Going by the recent developments in the
chemical and textile industries, it may
not be long before a sweater or a jacket
made from recycled plastic bottles
becomes an essential fashion accessory
as much in demand as Bally shoes or
Gucci leather items.
At a press show in London recently,
the Brasher boot company, a small
British concern, launched Europe's first
fleece jacket made from recycled polyethylene terephthalate (PET) - a plastic
used in soft drink bottles. Except for the
zip and the thread, the rest of the jacket
was made from recycled material.
Says Chris Basher, the chairperson
of the company, which has recently
diversified from shoes into clothing,
"We turned to recycled fleece on commercial as well as environmental
grounds and recycled materials are
forming an increasing part of the companys output."
Brasher's Mountainmaster jacket -
made almost fully from recycled material - is a breakthrough in Europe, and
possibly in the world, as previous products have used fleece with a maximum
of 80 per cent recycled content.
Garments made from recycled PET Meet
a clothing material's basic demands -
lightness and comfort, warmth and
durability - while being environment-friendly, contends Basher.
Another company to foray into the
field of plastic clothes is Rhovyl, in
France. Rhovyl has started making yarn
comprising 70 per cent polyvinylchloride (Pk) - derived by recycling min-
eral water bottles - and 30 per cent
wool. Researchers say the fabric feels as
soft and supple as natural wool.
Both the PET and Pvc technologies
for making plastic clothes need to first
turn plastic into liquid. But whereas PET
bottles are first cut and then melted,
prior to filtration to remove impurities
and extrusion to form a fibre, Pvc has to
be dissolved in a solution of acetone and
carbon sulphate as it cannot be melted down.

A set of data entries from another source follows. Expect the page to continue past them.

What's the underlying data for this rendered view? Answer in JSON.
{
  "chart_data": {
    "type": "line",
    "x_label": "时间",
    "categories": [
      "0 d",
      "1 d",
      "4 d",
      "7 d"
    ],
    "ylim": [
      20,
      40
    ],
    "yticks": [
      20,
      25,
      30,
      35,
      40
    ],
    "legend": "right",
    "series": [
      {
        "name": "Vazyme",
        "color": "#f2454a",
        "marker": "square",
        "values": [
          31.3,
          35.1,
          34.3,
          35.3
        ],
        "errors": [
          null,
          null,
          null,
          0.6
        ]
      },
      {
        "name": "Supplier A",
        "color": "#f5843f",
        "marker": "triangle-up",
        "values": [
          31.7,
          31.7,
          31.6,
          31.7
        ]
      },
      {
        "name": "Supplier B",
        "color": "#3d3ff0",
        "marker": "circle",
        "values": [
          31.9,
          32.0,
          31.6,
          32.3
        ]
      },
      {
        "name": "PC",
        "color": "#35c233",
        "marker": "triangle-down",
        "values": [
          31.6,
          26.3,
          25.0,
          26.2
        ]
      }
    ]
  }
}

Removing impurities, explains
Rhovyl's chairperson Alain Rigad, is
essential in both cases. And complex filtration to remove substances like polyethylene caps and chemical additives to
improve shock resistance, mean pro-
duction costs for recycled materials are
higher than for virgin plastic. "But the
difference is not necessarily passed on to
the customer," adds Rigad.
Though it may take some time for
clothes made from recycled plastic bottles to catch the fancy of the world,
Rhovyl and the Basher boot company
are wagering on eco-consciousness becoming a reality.